I have weird friends. Go figure. I love them.

Anyway, I love writing Fred, Again, and I would even if I didn’t get to kill of people I know while writing it. I can’t wait to finish it, and then to start revising it. Rationally, I know that the thing to do is to finish it and then set it aside until NaNoEdMo, but there’s a part of me that’s just quivering with the need to finish and revise. And this leads me to a bit of a quandary.

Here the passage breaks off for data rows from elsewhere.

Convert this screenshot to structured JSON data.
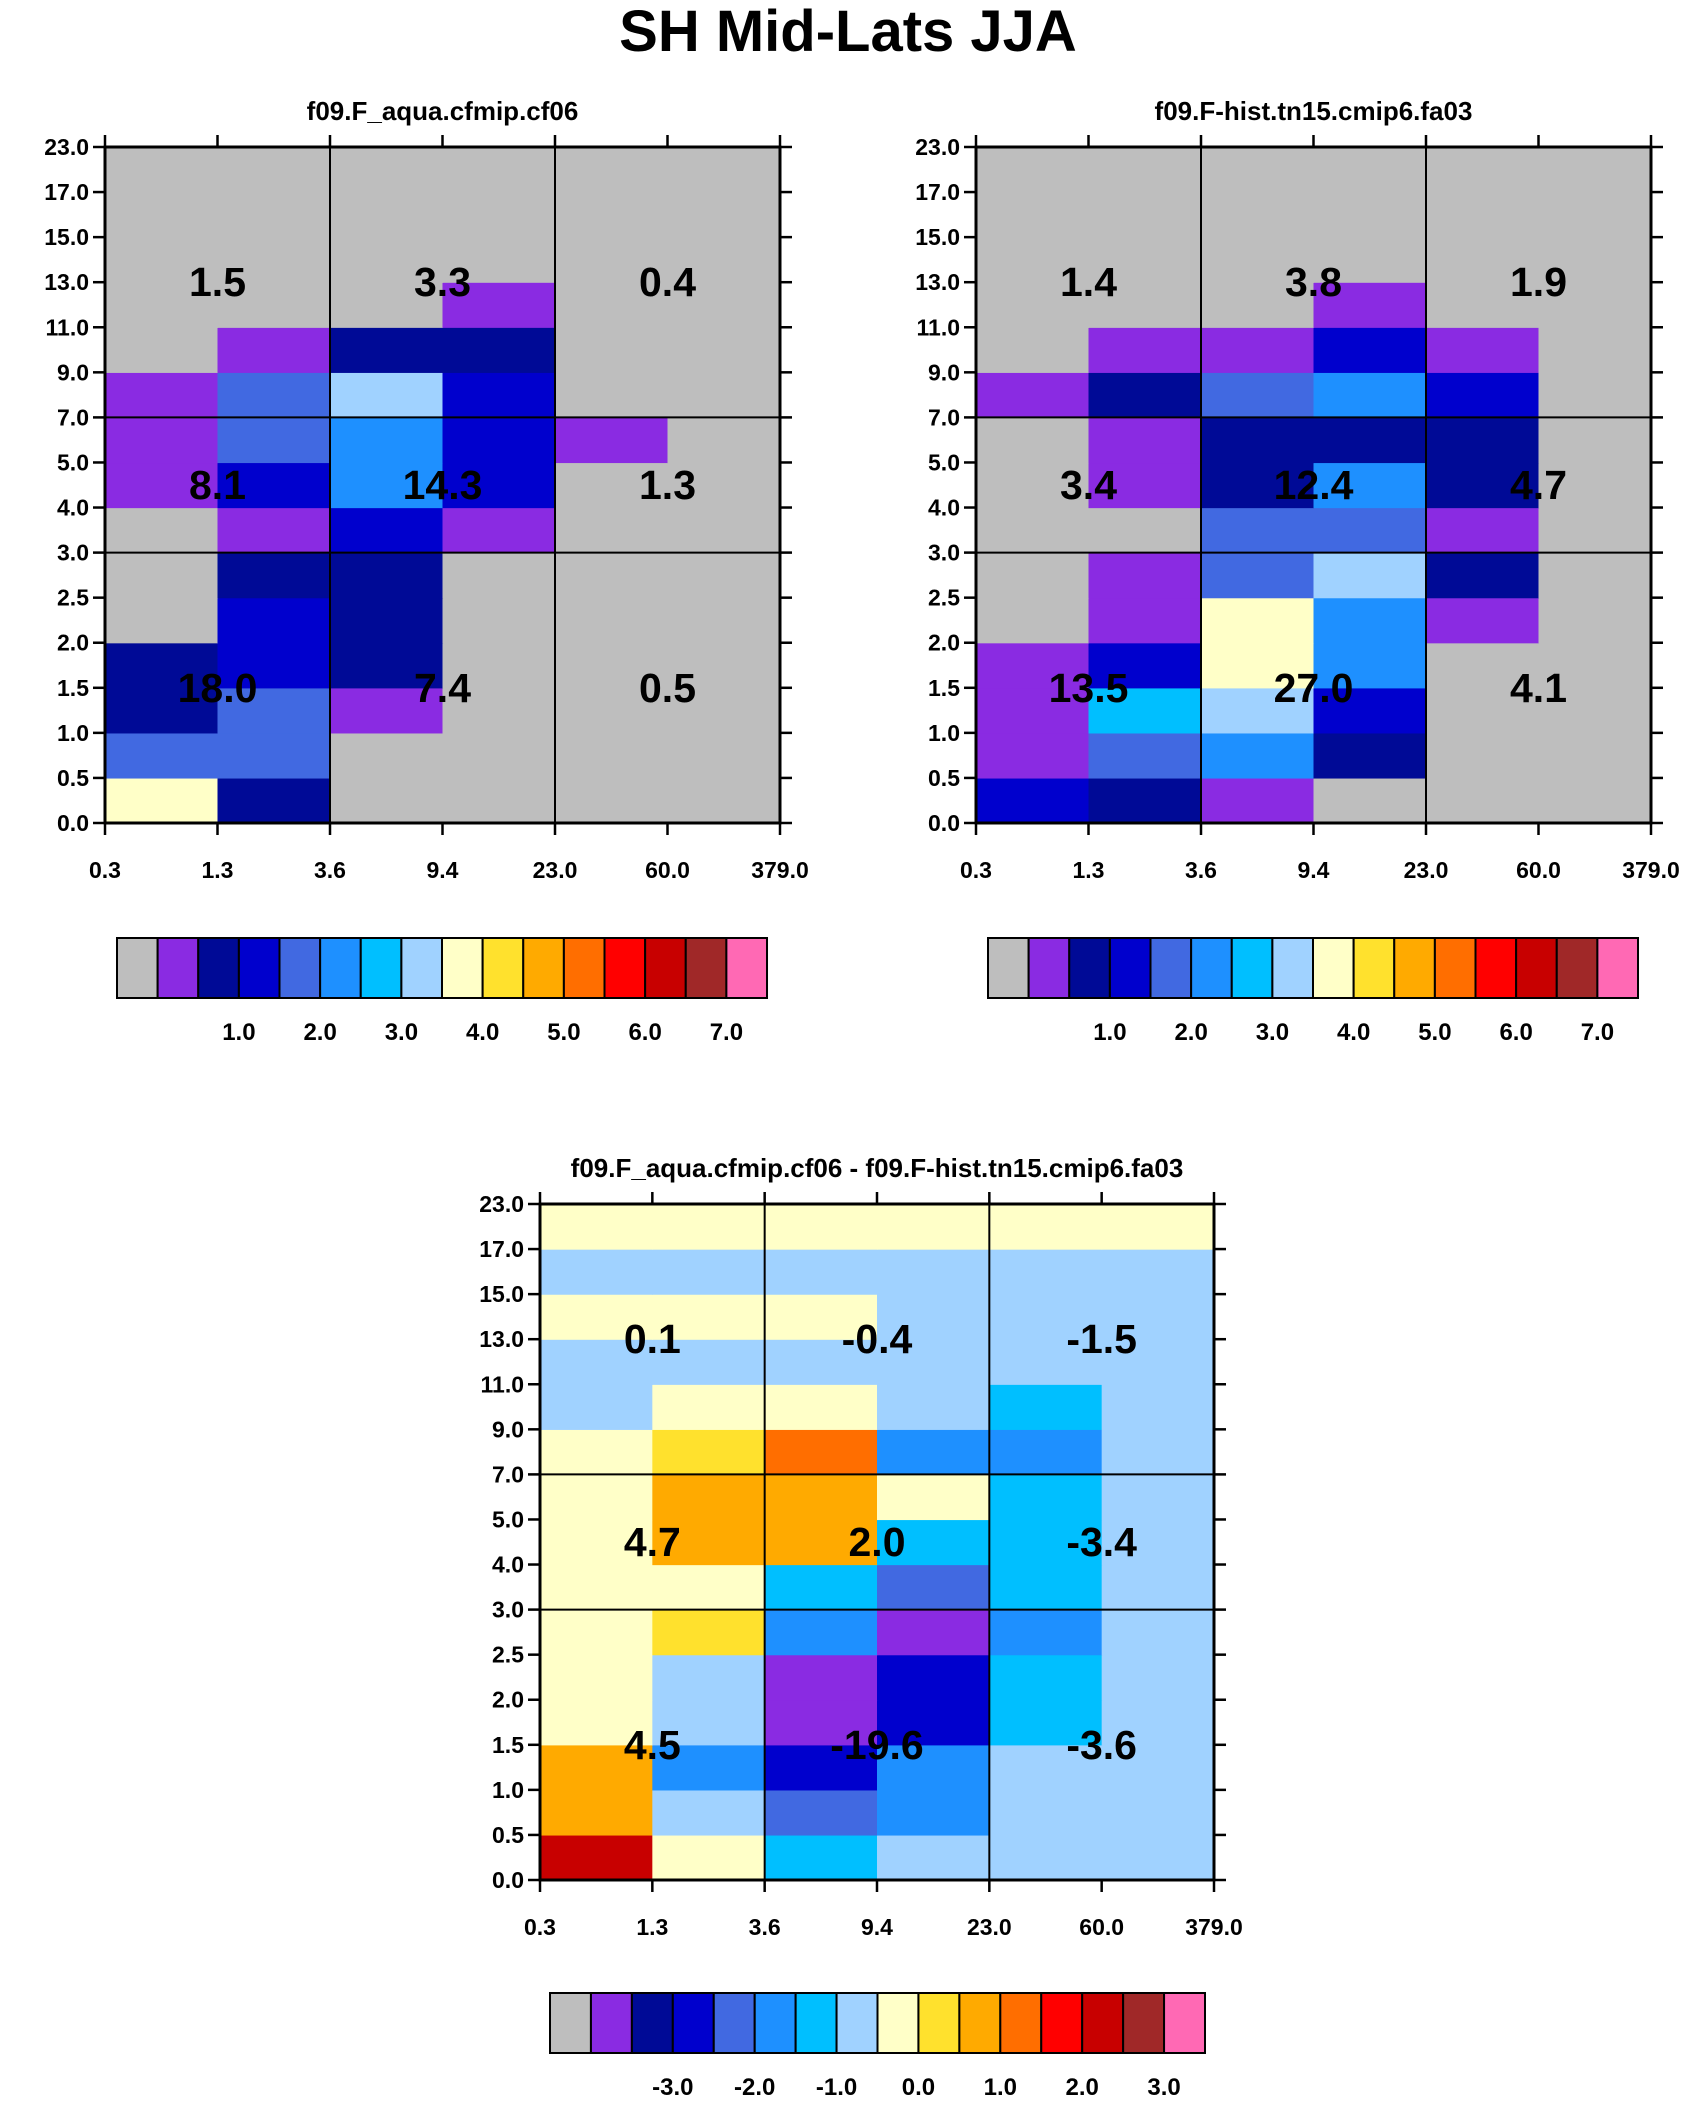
{
  "title": "SH Mid-Lats JJA",
  "palette": [
    "#bebebe",
    "#8a2be2",
    "#000a96",
    "#0000cd",
    "#4169e1",
    "#1e90ff",
    "#00bfff",
    "#a0d2ff",
    "#ffffc8",
    "#ffe12d",
    "#ffaa00",
    "#ff6e00",
    "#ff0000",
    "#c80000",
    "#a02828",
    "#ff69b4"
  ],
  "chart_data": [
    {
      "type": "heatmap",
      "title": "f09.F_aqua.cfmip.cf06",
      "x_ticks": [
        "0.3",
        "1.3",
        "3.6",
        "9.4",
        "23.0",
        "60.0",
        "379.0"
      ],
      "y_ticks": [
        "0.0",
        "0.5",
        "1.0",
        "1.5",
        "2.0",
        "2.5",
        "3.0",
        "4.0",
        "5.0",
        "7.0",
        "9.0",
        "11.0",
        "13.0",
        "15.0",
        "17.0",
        "23.0"
      ],
      "cells_color_index_bottom_to_top": [
        [
          8,
          2,
          0,
          0,
          0,
          0
        ],
        [
          4,
          4,
          0,
          0,
          0,
          0
        ],
        [
          2,
          4,
          1,
          0,
          0,
          0
        ],
        [
          2,
          3,
          2,
          0,
          0,
          0
        ],
        [
          0,
          3,
          2,
          0,
          0,
          0
        ],
        [
          0,
          2,
          2,
          0,
          0,
          0
        ],
        [
          0,
          1,
          3,
          1,
          0,
          0
        ],
        [
          1,
          3,
          5,
          3,
          0,
          0
        ],
        [
          1,
          4,
          5,
          3,
          1,
          0
        ],
        [
          1,
          4,
          7,
          3,
          0,
          0
        ],
        [
          0,
          1,
          2,
          2,
          0,
          0
        ],
        [
          0,
          0,
          0,
          1,
          0,
          0
        ],
        [
          0,
          0,
          0,
          0,
          0,
          0
        ],
        [
          0,
          0,
          0,
          0,
          0,
          0
        ],
        [
          0,
          0,
          0,
          0,
          0,
          0
        ]
      ],
      "group_values_bottom_to_top": [
        [
          "18.0",
          "7.4",
          "0.5"
        ],
        [
          "8.1",
          "14.3",
          "1.3"
        ],
        [
          "1.5",
          "3.3",
          "0.4"
        ]
      ],
      "colorbar": {
        "labels": [
          "1.0",
          "2.0",
          "3.0",
          "4.0",
          "5.0",
          "6.0",
          "7.0"
        ]
      }
    },
    {
      "type": "heatmap",
      "title": "f09.F-hist.tn15.cmip6.fa03",
      "x_ticks": [
        "0.3",
        "1.3",
        "3.6",
        "9.4",
        "23.0",
        "60.0",
        "379.0"
      ],
      "y_ticks": [
        "0.0",
        "0.5",
        "1.0",
        "1.5",
        "2.0",
        "2.5",
        "3.0",
        "4.0",
        "5.0",
        "7.0",
        "9.0",
        "11.0",
        "13.0",
        "15.0",
        "17.0",
        "23.0"
      ],
      "cells_color_index_bottom_to_top": [
        [
          3,
          2,
          1,
          0,
          0,
          0
        ],
        [
          1,
          4,
          5,
          2,
          0,
          0
        ],
        [
          1,
          6,
          7,
          3,
          0,
          0
        ],
        [
          1,
          3,
          8,
          5,
          0,
          0
        ],
        [
          0,
          1,
          8,
          5,
          1,
          0
        ],
        [
          0,
          1,
          4,
          7,
          2,
          0
        ],
        [
          0,
          0,
          4,
          4,
          1,
          0
        ],
        [
          0,
          1,
          2,
          5,
          2,
          0
        ],
        [
          0,
          1,
          2,
          2,
          2,
          0
        ],
        [
          1,
          2,
          4,
          5,
          3,
          0
        ],
        [
          0,
          1,
          1,
          3,
          1,
          0
        ],
        [
          0,
          0,
          0,
          1,
          0,
          0
        ],
        [
          0,
          0,
          0,
          0,
          0,
          0
        ],
        [
          0,
          0,
          0,
          0,
          0,
          0
        ],
        [
          0,
          0,
          0,
          0,
          0,
          0
        ]
      ],
      "group_values_bottom_to_top": [
        [
          "13.5",
          "27.0",
          "4.1"
        ],
        [
          "3.4",
          "12.4",
          "4.7"
        ],
        [
          "1.4",
          "3.8",
          "1.9"
        ]
      ],
      "colorbar": {
        "labels": [
          "1.0",
          "2.0",
          "3.0",
          "4.0",
          "5.0",
          "6.0",
          "7.0"
        ]
      }
    },
    {
      "type": "heatmap",
      "title": "f09.F_aqua.cfmip.cf06 - f09.F-hist.tn15.cmip6.fa03",
      "x_ticks": [
        "0.3",
        "1.3",
        "3.6",
        "9.4",
        "23.0",
        "60.0",
        "379.0"
      ],
      "y_ticks": [
        "0.0",
        "0.5",
        "1.0",
        "1.5",
        "2.0",
        "2.5",
        "3.0",
        "4.0",
        "5.0",
        "7.0",
        "9.0",
        "11.0",
        "13.0",
        "15.0",
        "17.0",
        "23.0"
      ],
      "cells_color_index_bottom_to_top": [
        [
          13,
          8,
          6,
          7,
          7,
          7
        ],
        [
          10,
          7,
          4,
          5,
          7,
          7
        ],
        [
          10,
          5,
          3,
          5,
          7,
          7
        ],
        [
          8,
          7,
          1,
          3,
          6,
          7
        ],
        [
          8,
          7,
          1,
          3,
          6,
          7
        ],
        [
          8,
          9,
          5,
          1,
          5,
          7
        ],
        [
          8,
          8,
          6,
          4,
          6,
          7
        ],
        [
          8,
          10,
          10,
          6,
          6,
          7
        ],
        [
          8,
          10,
          10,
          8,
          6,
          7
        ],
        [
          8,
          9,
          11,
          5,
          5,
          7
        ],
        [
          7,
          8,
          8,
          7,
          6,
          7
        ],
        [
          7,
          7,
          7,
          7,
          7,
          7
        ],
        [
          8,
          8,
          8,
          7,
          7,
          7
        ],
        [
          7,
          7,
          7,
          7,
          7,
          7
        ],
        [
          8,
          8,
          8,
          8,
          8,
          8
        ]
      ],
      "group_values_bottom_to_top": [
        [
          "4.5",
          "-19.6",
          "-3.6"
        ],
        [
          "4.7",
          "2.0",
          "-3.4"
        ],
        [
          "0.1",
          "-0.4",
          "-1.5"
        ]
      ],
      "colorbar": {
        "labels": [
          "-3.0",
          "-2.0",
          "-1.0",
          "0.0",
          "1.0",
          "2.0",
          "3.0"
        ]
      }
    }
  ]
}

See, Fred, Again, while containing elements of horror, is primarily a work of comedic fiction, and apparently a pretty funny one. And several people have told me that my humor and comedy fiction are actually much better than my serious horror. However, the serious horror is what I’ve considered my “real” writing. On the other hand, I really am enjoying writing Fred, Again, and the process of writing it has sparked ideas for other novels in the same vein and even for comic fantasy stories, and I’m finding that I’m much more eager to write those — kind of chomping at the bit, really — than, say, complete the second draft of “Hollow”, a horror story which I think has potential but which has felt more like an albatross in many ways than a creative gem.

God help me, I wonder if I’m destined to write comic fantasy and horror? Are novels like Fred, Again and stories like “An Interrupted Nap” going to be my forte rather than hard core works like The Road to Gilead or “Hollow”?

I still have fun with my “Mollyverse” stories, though, like “Burying Uncle Albert” and “The Winds of Patwin County”, though I think they could be… funnier.

Funnier.

There, I said it.

I’ve been taking this writing thing far more seriously over the past year (well, actually, sixteen months) than I have over the rest of my life, and it’s been paying off in terms of acceptances and editorial interest. I suppose a shift in writing focus was inevitable.

So, I suppose, break out the funny hats and the clown feet. After Fred, Again, Cthulhu has a date with the Capulets and the Montagues.